Single int is not enough for an efficient implementation; you need a
second one as a waiter-count, and a third one as a reference count if
you want to do recursive locks. This is still somewhat smaller than
the pthread_mutex_t we have now (6 ints on 32-bit systems and
considerably larger on 64-bit ones if I remember right). The size
doesn't matter so much when you're locking code, but if you're locking
data, the size of the mutex inside the structure it's protecting can
be a big deal if you have lots of them.

> > Even if the objects are shared, we may choose not to share code if it
> > allows the C11 synchronization primitives to have better performance
> > than the POSIX ones.
> 
> performance figures that clearly distinguish two such implementations
> would probably be quite difficult to obtain.
> 
> Both implementations for control structures should basically do some
> instructions and one or two atomics for the fast path. For the slow
> path, this then would mainly be calls to futex. So the atomics should
> dominate the fast path, futex the slow path.

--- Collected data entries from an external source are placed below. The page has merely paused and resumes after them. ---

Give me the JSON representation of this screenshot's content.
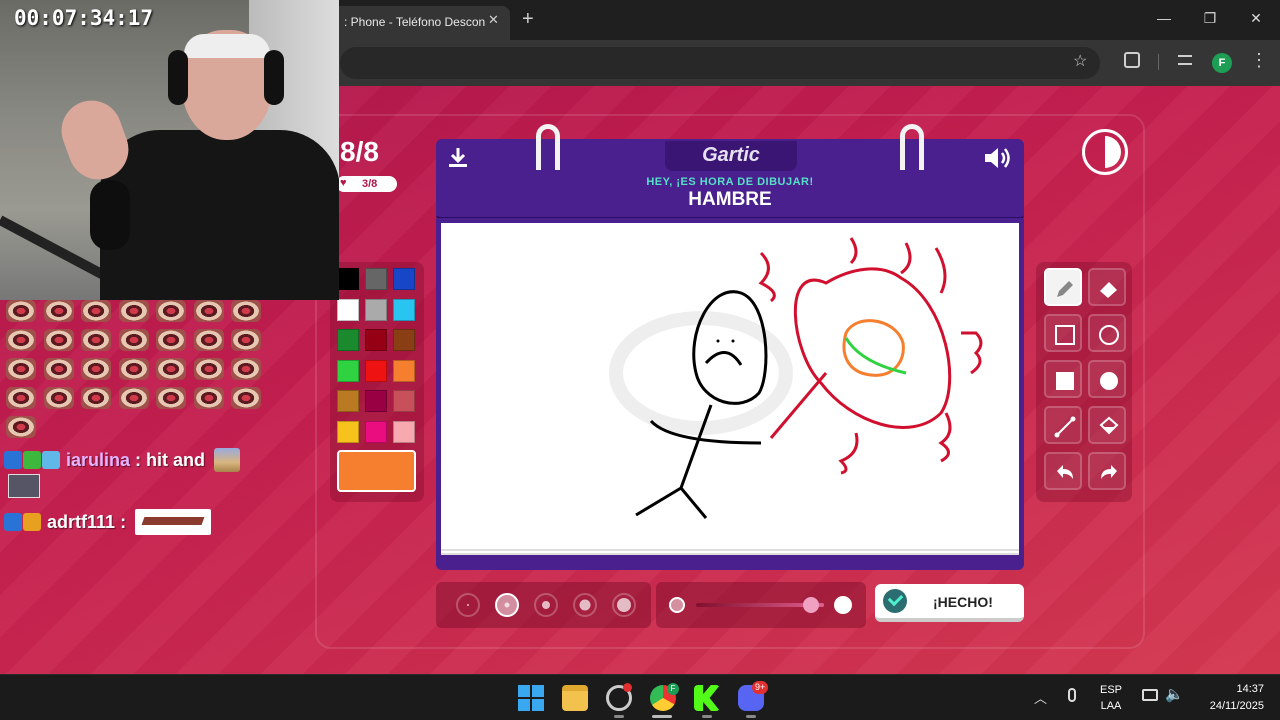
{
  "browser": {
    "tab_title": ": Phone - Teléfono Descon",
    "close_glyph": "✕",
    "new_tab_glyph": "+",
    "profile_letter": "F",
    "window_buttons": [
      "—",
      "❐",
      "✕"
    ]
  },
  "game": {
    "round": "8/8",
    "progress": "3/8",
    "logo": "Gartic",
    "prompt_label": "HEY, ¡ES HORA DE DIBUJAR!",
    "prompt_word": "HAMBRE",
    "done_label": "¡HECHO!",
    "current_color": "#f57f2e",
    "palette": [
      "#000000",
      "#666666",
      "#1746c6",
      "#ffffff",
      "#aaaaaa",
      "#29c4f0",
      "#1b8a2f",
      "#960014",
      "#8a3e14",
      "#2fd241",
      "#ef1212",
      "#f57f2e",
      "#b97a22",
      "#990044",
      "#c8505b",
      "#f8c21c",
      "#ea0d80",
      "#f6aab0"
    ],
    "tools": [
      "pencil-icon",
      "eraser-icon",
      "rectangle-outline-icon",
      "circle-outline-icon",
      "rectangle-filled-icon",
      "circle-filled-icon",
      "line-icon",
      "fill-bucket-icon",
      "undo-icon",
      "redo-icon"
    ],
    "brush_sizes": 5,
    "selected_brush": 2,
    "opacity_level": 0.9
  },
  "stream": {
    "timer": "00:07:34:17",
    "chat": [
      {
        "user": "iarulina",
        "message": " : hit and "
      },
      {
        "user": "adrtf111",
        "message": " : "
      }
    ]
  },
  "taskbar": {
    "language": "ESP",
    "layout": "LAA",
    "time": "14:37",
    "date": "24/11/2025",
    "discord_badge": "9+",
    "chrome_badge": "F"
  }
}
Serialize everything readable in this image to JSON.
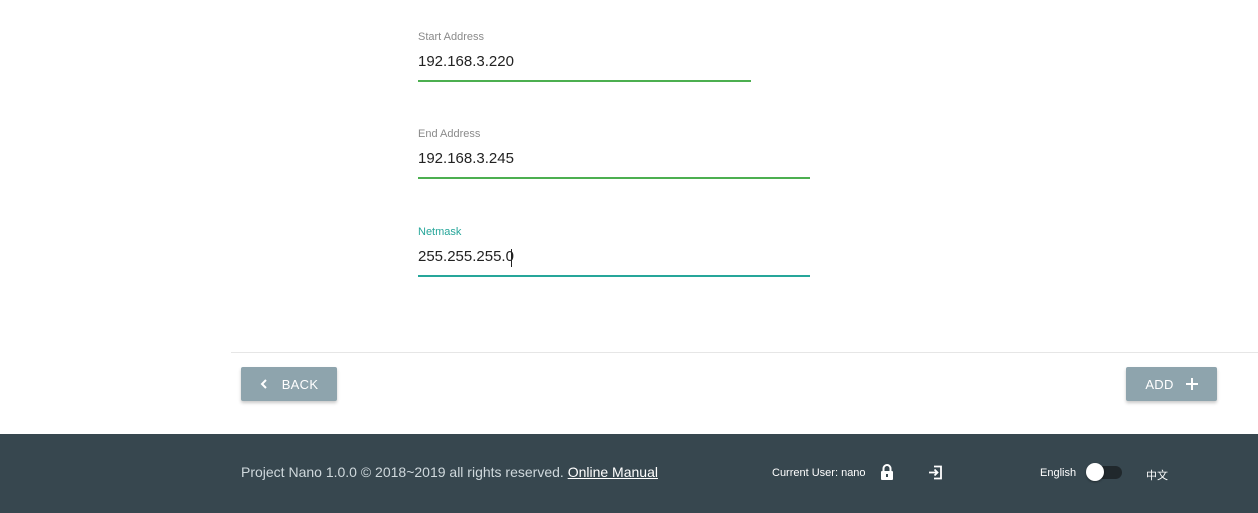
{
  "form": {
    "start_address": {
      "label": "Start Address",
      "value": "192.168.3.220"
    },
    "end_address": {
      "label": "End Address",
      "value": "192.168.3.245"
    },
    "netmask": {
      "label": "Netmask",
      "value": "255.255.255.0",
      "focused": true
    }
  },
  "actions": {
    "back_label": "BACK",
    "back_icon": "chevron-left-icon",
    "add_label": "ADD",
    "add_icon": "plus-icon"
  },
  "footer": {
    "copyright": "Project Nano 1.0.0 © 2018~2019 all rights reserved.",
    "manual_link": "Online Manual",
    "current_user": "Current User: nano",
    "lock_icon": "lock-icon",
    "logout_icon": "logout-icon",
    "lang_english": "English",
    "lang_chinese": "中文"
  },
  "colors": {
    "valid_underline": "#4caf50",
    "focus_accent": "#26a69a",
    "button_bg": "#8ea4ad",
    "footer_bg": "#37474f"
  }
}
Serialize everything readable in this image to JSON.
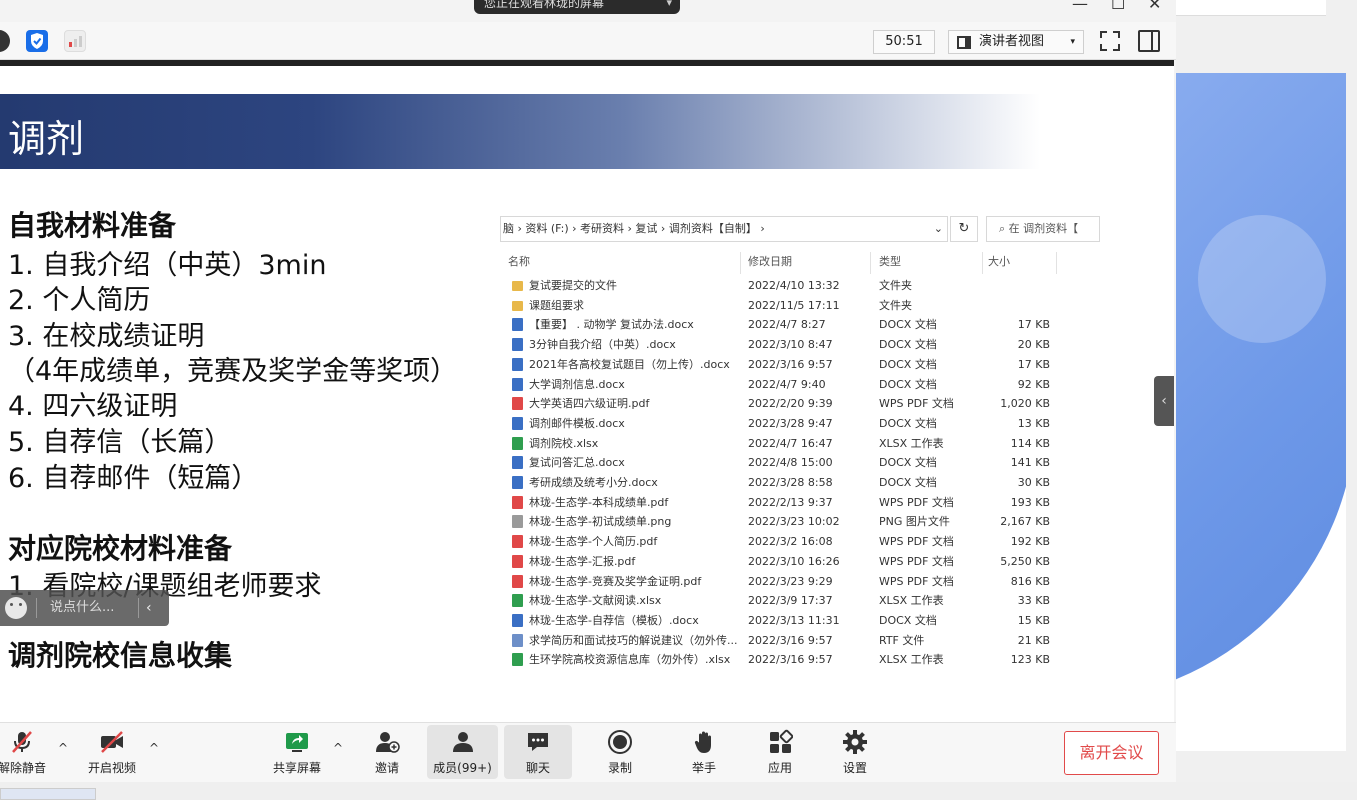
{
  "share_banner": {
    "text": "您正在观看林珑的屏幕",
    "caret": "▾"
  },
  "toolbar": {
    "timer": "50:51",
    "view_label": "演讲者视图",
    "view_caret": "▾"
  },
  "slide": {
    "title": "调剂",
    "section1_heading": "自我材料准备",
    "section1_items": [
      "1.   自我介绍（中英）3min",
      "2.   个人简历",
      "3.   在校成绩证明",
      "（4年成绩单，竞赛及奖学金等奖项）",
      "4.    四六级证明",
      "5.    自荐信（长篇）",
      "6.    自荐邮件（短篇）"
    ],
    "section2_heading": "对应院校材料准备",
    "section2_items": [
      "1.   看院校/课题组老师要求"
    ],
    "section3_heading": "调剂院校信息收集"
  },
  "explorer": {
    "address": "脑  ›  资料 (F:)  ›  考研资料  ›  复试  ›  调剂资料【自制】  ›",
    "address_chevron": "⌄",
    "refresh": "↻",
    "search_placeholder": "⌕  在 调剂资料【",
    "columns": {
      "name": "名称",
      "date": "修改日期",
      "type": "类型",
      "size": "大小"
    },
    "files": [
      {
        "name": "复试要提交的文件",
        "date": "2022/4/10 13:32",
        "type": "文件夹",
        "size": "",
        "icon": "folder",
        "color": "#e8b84a"
      },
      {
        "name": "课题组要求",
        "date": "2022/11/5 17:11",
        "type": "文件夹",
        "size": "",
        "icon": "folder",
        "color": "#e8b84a"
      },
      {
        "name": "【重要】        . 动物学 复试办法.docx",
        "date": "2022/4/7 8:27",
        "type": "DOCX 文档",
        "size": "17 KB",
        "icon": "docx",
        "color": "#3a6fc4"
      },
      {
        "name": "3分钟自我介绍（中英）.docx",
        "date": "2022/3/10 8:47",
        "type": "DOCX 文档",
        "size": "20 KB",
        "icon": "docx",
        "color": "#3a6fc4"
      },
      {
        "name": "2021年各高校复试题目（勿上传）.docx",
        "date": "2022/3/16 9:57",
        "type": "DOCX 文档",
        "size": "17 KB",
        "icon": "docx",
        "color": "#3a6fc4"
      },
      {
        "name": "大学调剂信息.docx",
        "date": "2022/4/7 9:40",
        "type": "DOCX 文档",
        "size": "92 KB",
        "icon": "docx",
        "color": "#3a6fc4"
      },
      {
        "name": "大学英语四六级证明.pdf",
        "date": "2022/2/20 9:39",
        "type": "WPS PDF 文档",
        "size": "1,020 KB",
        "icon": "pdf",
        "color": "#e04848"
      },
      {
        "name": "调剂邮件模板.docx",
        "date": "2022/3/28 9:47",
        "type": "DOCX 文档",
        "size": "13 KB",
        "icon": "docx",
        "color": "#3a6fc4"
      },
      {
        "name": "调剂院校.xlsx",
        "date": "2022/4/7 16:47",
        "type": "XLSX 工作表",
        "size": "114 KB",
        "icon": "xlsx",
        "color": "#2f9e4f"
      },
      {
        "name": "复试问答汇总.docx",
        "date": "2022/4/8 15:00",
        "type": "DOCX 文档",
        "size": "141 KB",
        "icon": "docx",
        "color": "#3a6fc4"
      },
      {
        "name": "考研成绩及统考小分.docx",
        "date": "2022/3/28 8:58",
        "type": "DOCX 文档",
        "size": "30 KB",
        "icon": "docx",
        "color": "#3a6fc4"
      },
      {
        "name": "林珑-生态学-本科成绩单.pdf",
        "date": "2022/2/13 9:37",
        "type": "WPS PDF 文档",
        "size": "193 KB",
        "icon": "pdf",
        "color": "#e04848"
      },
      {
        "name": "林珑-生态学-初试成绩单.png",
        "date": "2022/3/23 10:02",
        "type": "PNG 图片文件",
        "size": "2,167 KB",
        "icon": "png",
        "color": "#9a9a9a"
      },
      {
        "name": "林珑-生态学-个人简历.pdf",
        "date": "2022/3/2 16:08",
        "type": "WPS PDF 文档",
        "size": "192 KB",
        "icon": "pdf",
        "color": "#e04848"
      },
      {
        "name": "林珑-生态学-汇报.pdf",
        "date": "2022/3/10 16:26",
        "type": "WPS PDF 文档",
        "size": "5,250 KB",
        "icon": "pdf",
        "color": "#e04848"
      },
      {
        "name": "林珑-生态学-竞赛及奖学金证明.pdf",
        "date": "2022/3/23 9:29",
        "type": "WPS PDF 文档",
        "size": "816 KB",
        "icon": "pdf",
        "color": "#e04848"
      },
      {
        "name": "林珑-生态学-文献阅读.xlsx",
        "date": "2022/3/9 17:37",
        "type": "XLSX 工作表",
        "size": "33 KB",
        "icon": "xlsx",
        "color": "#2f9e4f"
      },
      {
        "name": "林珑-生态学-自荐信（模板）.docx",
        "date": "2022/3/13 11:31",
        "type": "DOCX 文档",
        "size": "15 KB",
        "icon": "docx",
        "color": "#3a6fc4"
      },
      {
        "name": "求学简历和面试技巧的解说建议（勿外传...",
        "date": "2022/3/16 9:57",
        "type": "RTF 文件",
        "size": "21 KB",
        "icon": "rtf",
        "color": "#6d8fc8"
      },
      {
        "name": "生环学院高校资源信息库（勿外传）.xlsx",
        "date": "2022/3/16 9:57",
        "type": "XLSX 工作表",
        "size": "123 KB",
        "icon": "xlsx",
        "color": "#2f9e4f"
      }
    ]
  },
  "chat": {
    "placeholder": "说点什么...",
    "collapse": "‹"
  },
  "side_collapse": "‹",
  "bottombar": {
    "unmute": "解除静音",
    "video": "开启视频",
    "share": "共享屏幕",
    "invite": "邀请",
    "members": "成员(99+)",
    "chat": "聊天",
    "record": "录制",
    "raise_hand": "举手",
    "apps": "应用",
    "settings": "设置",
    "leave": "离开会议",
    "caret": "^"
  },
  "window_controls": {
    "minimize": "—",
    "maximize": "☐",
    "close": "✕"
  },
  "colors": {
    "accent_red": "#e14a4a",
    "title_band": "#243a70",
    "panel_blue": "#6d98e8"
  }
}
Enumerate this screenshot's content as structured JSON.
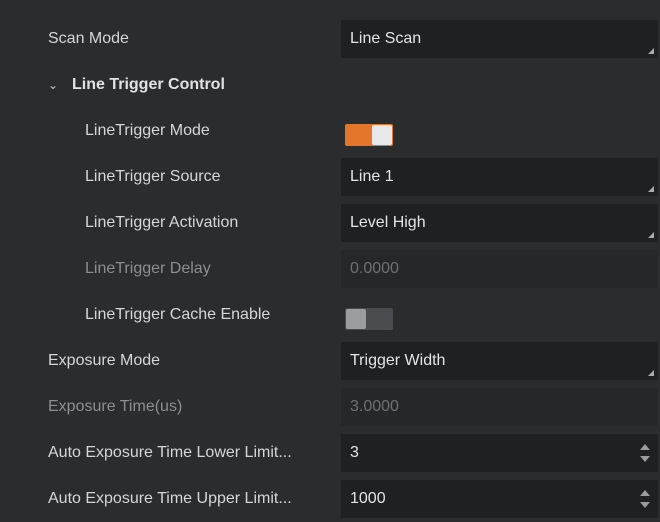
{
  "rows": {
    "scan_mode": {
      "label": "Scan Mode",
      "value": "Line Scan"
    },
    "line_trigger_group": {
      "label": "Line Trigger Control"
    },
    "line_trigger_mode": {
      "label": "LineTrigger Mode",
      "state": "on"
    },
    "line_trigger_source": {
      "label": "LineTrigger Source",
      "value": "Line 1"
    },
    "line_trigger_activation": {
      "label": "LineTrigger Activation",
      "value": "Level High"
    },
    "line_trigger_delay": {
      "label": "LineTrigger Delay",
      "value": "0.0000"
    },
    "line_trigger_cache_enable": {
      "label": "LineTrigger Cache Enable",
      "state": "off"
    },
    "exposure_mode": {
      "label": "Exposure Mode",
      "value": "Trigger Width"
    },
    "exposure_time": {
      "label": "Exposure Time(us)",
      "value": "3.0000"
    },
    "auto_exposure_lower": {
      "label": "Auto Exposure Time Lower Limit...",
      "value": "3"
    },
    "auto_exposure_upper": {
      "label": "Auto Exposure Time Upper Limit...",
      "value": "1000"
    }
  },
  "colors": {
    "background": "#2b2c2e",
    "field": "#1f2022",
    "toggle_on": "#e2762a",
    "toggle_off": "#4b4c50",
    "text": "#d6d6d8",
    "text_disabled": "#8d8e92"
  },
  "icons": {
    "group_expand": "chevron-down-icon",
    "dropdown": "dropdown-corner-icon",
    "spinner": "spinner-arrows-icon"
  }
}
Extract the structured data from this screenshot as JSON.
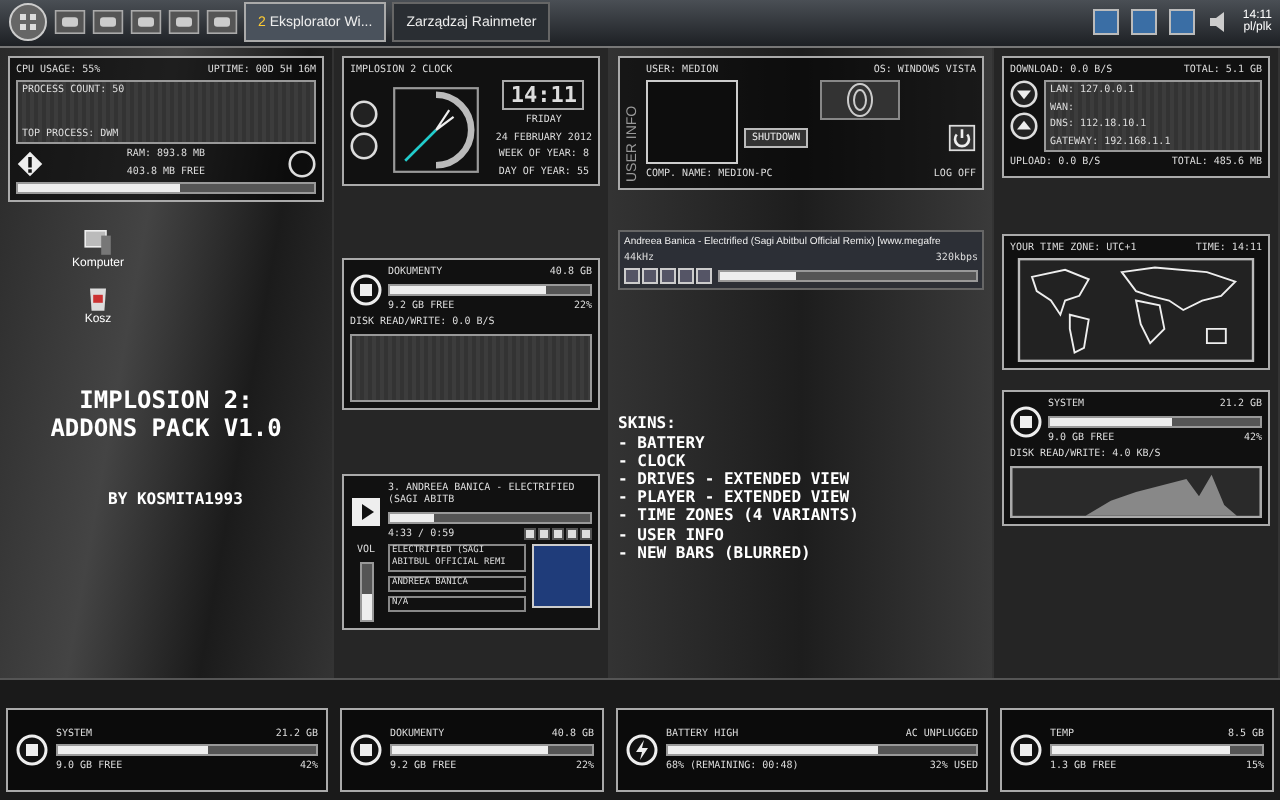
{
  "taskbar": {
    "tasks": [
      {
        "count": "2",
        "label": "Eksplorator Wi...",
        "selected": true
      },
      {
        "label": "Zarządzaj Rainmeter",
        "selected": false
      }
    ],
    "clock": "14:11",
    "language": "pl/plk"
  },
  "cpu": {
    "usage": "CPU USAGE: 55%",
    "uptime": "UPTIME: 00D 5H 16M",
    "process_count": "PROCESS COUNT: 50",
    "top_process": "TOP PROCESS: DWM",
    "ram": "RAM: 893.8 MB",
    "ram_free": "403.8 MB FREE",
    "level": 0.55
  },
  "clock": {
    "title": "IMPLOSION 2 CLOCK",
    "time": "14:11",
    "day": "FRIDAY",
    "date": "24 FEBRUARY 2012",
    "week": "WEEK OF YEAR: 8",
    "day_of_year": "DAY OF YEAR: 55"
  },
  "user_info": {
    "heading": "USER INFO",
    "user": "USER: MEDION",
    "os": "OS: WINDOWS VISTA",
    "shutdown": "SHUTDOWN",
    "computer": "COMP. NAME: MEDION-PC",
    "logoff": "LOG OFF"
  },
  "network": {
    "download": "DOWNLOAD: 0.0 B/S",
    "download_total": "TOTAL: 5.1 GB",
    "lan": "LAN: 127.0.0.1",
    "wan": "WAN:",
    "dns": "DNS: 112.18.10.1",
    "gateway": "GATEWAY: 192.168.1.1",
    "upload": "UPLOAD: 0.0 B/S",
    "upload_total": "TOTAL: 485.6 MB"
  },
  "desktop": {
    "icons": [
      {
        "kind": "computer",
        "label": "Komputer"
      },
      {
        "kind": "bin",
        "label": "Kosz"
      }
    ],
    "title": [
      "IMPLOSION 2:",
      "ADDONS PACK V1.0"
    ],
    "author": "BY KOSMITA1993"
  },
  "documents_drive": {
    "name": "DOKUMENTY",
    "size": "40.8 GB",
    "free": "9.2 GB FREE",
    "percent": "22%",
    "level": 0.78,
    "disk_activity": "DISK READ/WRITE: 0.0 B/S"
  },
  "player": {
    "track": "3. ANDREEA BANICA - ELECTRIFIED (SAGI ABITB",
    "time": "4:33 / 0:59",
    "level": 0.22,
    "volume_label": "VOL",
    "volume": {
      "level": 0.45
    },
    "title": "ELECTRIFIED (SAGI ABITBUL OFFICIAL REMI",
    "artist": "ANDREEA BANICA",
    "album": "N/A"
  },
  "media_player": {
    "title": "Andreea Banica - Electrified (Sagi Abitbul Official Remix) [www.megafre",
    "rate": "44kHz",
    "bitrate": "320kbps",
    "level": 0.3
  },
  "skins": {
    "heading": "SKINS:",
    "items": [
      "- BATTERY",
      "- CLOCK",
      "- DRIVES - EXTENDED VIEW",
      "- PLAYER - EXTENDED VIEW",
      "- TIME ZONES (4 VARIANTS)",
      "- USER INFO",
      "- NEW BARS (BLURRED)"
    ]
  },
  "time_zone": {
    "zone": "YOUR TIME ZONE: UTC+1",
    "time": "TIME: 14:11"
  },
  "system_drive": {
    "name": "SYSTEM",
    "size": "21.2 GB",
    "free": "9.0 GB FREE",
    "percent": "42%",
    "level": 0.58,
    "disk_activity": "DISK READ/WRITE: 4.0 KB/S"
  },
  "bottom_bar": [
    {
      "kind": "drive",
      "name": "SYSTEM",
      "size": "21.2 GB",
      "free": "9.0 GB FREE",
      "percent": "42%",
      "level": 0.58
    },
    {
      "kind": "drive",
      "name": "DOKUMENTY",
      "size": "40.8 GB",
      "free": "9.2 GB FREE",
      "percent": "22%",
      "level": 0.78
    },
    {
      "kind": "battery",
      "name": "BATTERY HIGH",
      "size": "AC UNPLUGGED",
      "free": "68% (REMAINING: 00:48)",
      "percent": "32% USED",
      "level": 0.68
    },
    {
      "kind": "drive",
      "name": "TEMP",
      "size": "8.5 GB",
      "free": "1.3 GB FREE",
      "percent": "15%",
      "level": 0.85
    }
  ]
}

The issue is that for POSIX mutexes, the fast path is much longer due
to having to support lots of mutex types and having different
conditional paths for all them. I've optimized it as much as possible
for regular mutexes, but I think the runtime in the uncontended case
is still about 50% longer than the ideal regular-mutex-only
implementation.

> For thread creation we could even have the effect that C11 is
> slower. C11 can't be created detached, so any thread creation for
> "detached" threads has first to create a thread state somewhere that
> then would be freed when detaching.

I don't follow...

> In any case we should then (shared objects, different primitives) come
> up with a linker scheme that inhibits a successful linking of an
> application that tries to use POSIX an C11 interfaces simultaneously.

Why would you want use of both to fail? The next issue of POSIX will
almost surely be aligned with C11, in which case, I would expect it to
include all the C11 thread interfaces, at least optionally, and
certainly not to forbid their use in programs that use the POSIX
thread interfaces. Even if not, I see no reason why using one set of
interfaces should preclude using the other. It's certainly reasonable
for a program to use one library written in pure C using C11 threads,
and another library written to POSIX using POSIX threads.